# Suspension is simply connected if $X$ is path connected

The suspension of a path connected topological space is simply connected.

I have questions about the following proof:

Note that $$\Sigma X = X \times I / ( X \times \partial I \cup \{x_0\} \times I )$$, where $$x_0$$ is assumed to be the base point of $$X$$ and $$\partial I = \{0,1\}$$.

Taking any loop $$f: [0,1] \to \Sigma X$$, one can define the following homotopy: $$H(x, t) = [(f(x), 1-t)]$$ where for any $$\alpha \in X \times I$$, $$[\alpha]$$ denotes its equivalence class in $$\Sigma X$$.

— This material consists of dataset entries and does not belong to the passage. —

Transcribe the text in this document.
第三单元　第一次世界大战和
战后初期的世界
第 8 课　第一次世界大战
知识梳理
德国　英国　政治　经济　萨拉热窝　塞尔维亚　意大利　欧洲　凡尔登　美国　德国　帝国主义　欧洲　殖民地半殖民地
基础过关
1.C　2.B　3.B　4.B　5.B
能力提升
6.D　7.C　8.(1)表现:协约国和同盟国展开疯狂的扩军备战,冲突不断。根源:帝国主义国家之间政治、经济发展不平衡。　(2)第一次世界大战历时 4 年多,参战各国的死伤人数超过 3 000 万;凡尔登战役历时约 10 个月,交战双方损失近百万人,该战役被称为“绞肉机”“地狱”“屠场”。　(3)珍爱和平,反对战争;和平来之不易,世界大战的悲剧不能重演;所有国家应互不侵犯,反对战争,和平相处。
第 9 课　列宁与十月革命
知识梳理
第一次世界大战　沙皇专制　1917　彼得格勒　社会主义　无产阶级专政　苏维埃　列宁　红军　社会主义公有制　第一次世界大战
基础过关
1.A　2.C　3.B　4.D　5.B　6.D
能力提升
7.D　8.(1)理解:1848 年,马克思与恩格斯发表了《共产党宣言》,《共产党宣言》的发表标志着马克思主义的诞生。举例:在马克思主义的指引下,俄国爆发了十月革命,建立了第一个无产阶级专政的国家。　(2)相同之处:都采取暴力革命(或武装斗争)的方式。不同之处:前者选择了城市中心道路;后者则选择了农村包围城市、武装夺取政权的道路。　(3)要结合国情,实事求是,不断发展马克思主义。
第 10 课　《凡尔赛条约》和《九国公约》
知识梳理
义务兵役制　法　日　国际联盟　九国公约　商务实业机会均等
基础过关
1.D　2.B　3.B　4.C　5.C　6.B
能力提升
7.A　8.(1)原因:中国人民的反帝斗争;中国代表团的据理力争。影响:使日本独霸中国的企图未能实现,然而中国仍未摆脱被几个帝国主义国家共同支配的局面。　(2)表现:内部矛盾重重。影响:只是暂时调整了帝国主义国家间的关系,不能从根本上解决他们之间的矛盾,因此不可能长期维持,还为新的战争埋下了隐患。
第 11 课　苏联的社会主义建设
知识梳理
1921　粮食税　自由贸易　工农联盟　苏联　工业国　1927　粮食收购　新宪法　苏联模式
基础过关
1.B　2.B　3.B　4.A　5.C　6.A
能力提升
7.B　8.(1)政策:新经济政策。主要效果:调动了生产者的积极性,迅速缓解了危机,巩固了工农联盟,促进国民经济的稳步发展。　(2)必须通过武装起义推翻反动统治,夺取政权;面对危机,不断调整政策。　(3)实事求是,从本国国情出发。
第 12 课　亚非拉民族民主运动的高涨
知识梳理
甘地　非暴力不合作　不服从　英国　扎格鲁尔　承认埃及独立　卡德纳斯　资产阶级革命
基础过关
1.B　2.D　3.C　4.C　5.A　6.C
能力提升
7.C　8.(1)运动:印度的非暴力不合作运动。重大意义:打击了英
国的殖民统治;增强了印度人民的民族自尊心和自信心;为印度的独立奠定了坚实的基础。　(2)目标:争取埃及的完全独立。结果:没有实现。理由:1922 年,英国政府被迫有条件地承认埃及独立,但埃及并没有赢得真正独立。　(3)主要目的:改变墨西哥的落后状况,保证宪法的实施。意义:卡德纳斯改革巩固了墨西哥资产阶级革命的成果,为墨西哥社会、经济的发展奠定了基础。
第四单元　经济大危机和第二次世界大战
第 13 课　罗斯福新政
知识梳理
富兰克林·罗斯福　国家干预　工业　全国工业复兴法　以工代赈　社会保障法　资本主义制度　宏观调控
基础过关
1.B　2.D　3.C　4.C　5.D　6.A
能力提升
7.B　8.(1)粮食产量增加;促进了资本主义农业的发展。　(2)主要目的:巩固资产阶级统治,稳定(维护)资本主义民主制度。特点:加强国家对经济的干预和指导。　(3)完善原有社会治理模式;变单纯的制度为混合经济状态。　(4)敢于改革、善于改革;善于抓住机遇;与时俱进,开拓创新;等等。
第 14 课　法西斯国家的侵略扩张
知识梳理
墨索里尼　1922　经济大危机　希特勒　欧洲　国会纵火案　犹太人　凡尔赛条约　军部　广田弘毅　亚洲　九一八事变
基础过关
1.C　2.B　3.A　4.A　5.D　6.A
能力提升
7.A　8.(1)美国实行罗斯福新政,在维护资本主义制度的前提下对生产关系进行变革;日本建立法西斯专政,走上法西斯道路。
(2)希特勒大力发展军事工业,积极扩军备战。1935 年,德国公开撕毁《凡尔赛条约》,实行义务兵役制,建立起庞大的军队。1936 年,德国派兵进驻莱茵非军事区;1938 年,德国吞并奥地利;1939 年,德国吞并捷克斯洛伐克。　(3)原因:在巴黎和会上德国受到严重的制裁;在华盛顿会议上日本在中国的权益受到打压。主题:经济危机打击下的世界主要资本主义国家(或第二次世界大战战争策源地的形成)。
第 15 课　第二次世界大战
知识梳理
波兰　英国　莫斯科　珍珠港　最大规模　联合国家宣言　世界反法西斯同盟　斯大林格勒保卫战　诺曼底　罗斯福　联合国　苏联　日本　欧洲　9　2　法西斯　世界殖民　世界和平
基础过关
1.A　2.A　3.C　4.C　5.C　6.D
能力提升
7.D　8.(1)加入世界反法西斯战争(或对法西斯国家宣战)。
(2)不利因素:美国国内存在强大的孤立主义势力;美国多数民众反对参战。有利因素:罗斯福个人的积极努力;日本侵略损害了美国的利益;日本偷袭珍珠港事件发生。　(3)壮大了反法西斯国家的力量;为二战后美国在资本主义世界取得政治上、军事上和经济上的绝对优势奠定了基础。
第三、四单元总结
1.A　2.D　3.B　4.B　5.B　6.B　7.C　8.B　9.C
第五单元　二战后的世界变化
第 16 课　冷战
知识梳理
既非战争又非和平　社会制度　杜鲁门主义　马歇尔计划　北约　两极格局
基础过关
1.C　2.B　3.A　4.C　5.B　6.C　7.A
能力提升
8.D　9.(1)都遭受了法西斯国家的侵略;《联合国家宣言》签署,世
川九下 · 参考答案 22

Use the universal property of quotient spaces to show that this map is continuous, and check that it is also a homotopy. This will show that every loop is homotopic to the constant loop, and thus, $$\pi_1(X) = 0$$. As for connectedness of $$\Sigma X$$, just note that $$X$$ is connected, so $$X \times I$$ is connected, and quotients of connected spaces are connected, therefore $$\Sigma X$$ is connected.

Why is this $$H$$ a homotopy between a loop $$f$$ and the constant loop? We have $$H_0(x)=[(f(x),1)]$$ which is always the same point for all $$x$$ by the definition of the suspension. So it is constant. Same for $$H_1(x)$$. However, I don't understand how this helps us. For showing simple connectedness, we must show $$\pi_1(\Sigma X,z)=1 \, \forall z\in \Sigma X$$. So take an arbitrary $$z=(x,i) \in \Sigma X$$. Then we need that a loop $$f$$ with basepoint $$z$$ is homotop to $$c_z$$ where $$c_z$$ is the constant loop on $$z$$. But $$H_0(x)$$ is not constant on $$z$$, it is constant on one of the endings of the suspension. Also, for having a homotopy between $$f$$ and $$c_z$$, we would need $$H_1(x)=f(x)$$, which also isn't the case. Both $$H_0$$ and $$H_1$$ are constant loops on the endings of the suspension.

• Honestly I don't understand the definition of $H$ at all. $f(x)$ is already an element of $\Sigma X$. Then what is $[(f(x),1-t)]$ supposed to mean? Where did you get that proof from? Commented May 24, 2023 at 21:54
• I think the standard proof would use the Seifert-Van Kampen theorem. Commented May 24, 2023 at 23:04

Another problem is that you consider the reduced suspension of a pointed sapce $$(X,x_0)$$. For the unreduced suspension there is a fairly simple proof based on the Seifert - van Kampen theorem. See my answer to Fundamental group of the $m$-fold suspension of a finite discrete space. Unfortunately this proof does not work for the reduced suspension.
If $$(X,x_0)$$ is well-pointed (which means that the inclusion $$\{ x_0\} \to X$$ is a cofibration), then it is well-known that the quotient map from the unreduced to the reduced suspension is a homotopy equivalence. Thus for a well-pointed path connected $$(X,x_0)$$ the reduced suspension is simply connected.
I do not know whether this is true also for non-well-pointed $$(X,x_0)$$. The other answer to Simply connected reduced suspension on path connected X invokes the Freudenthal suspesnsion theorem, but this only applies to pointed CW-complexes.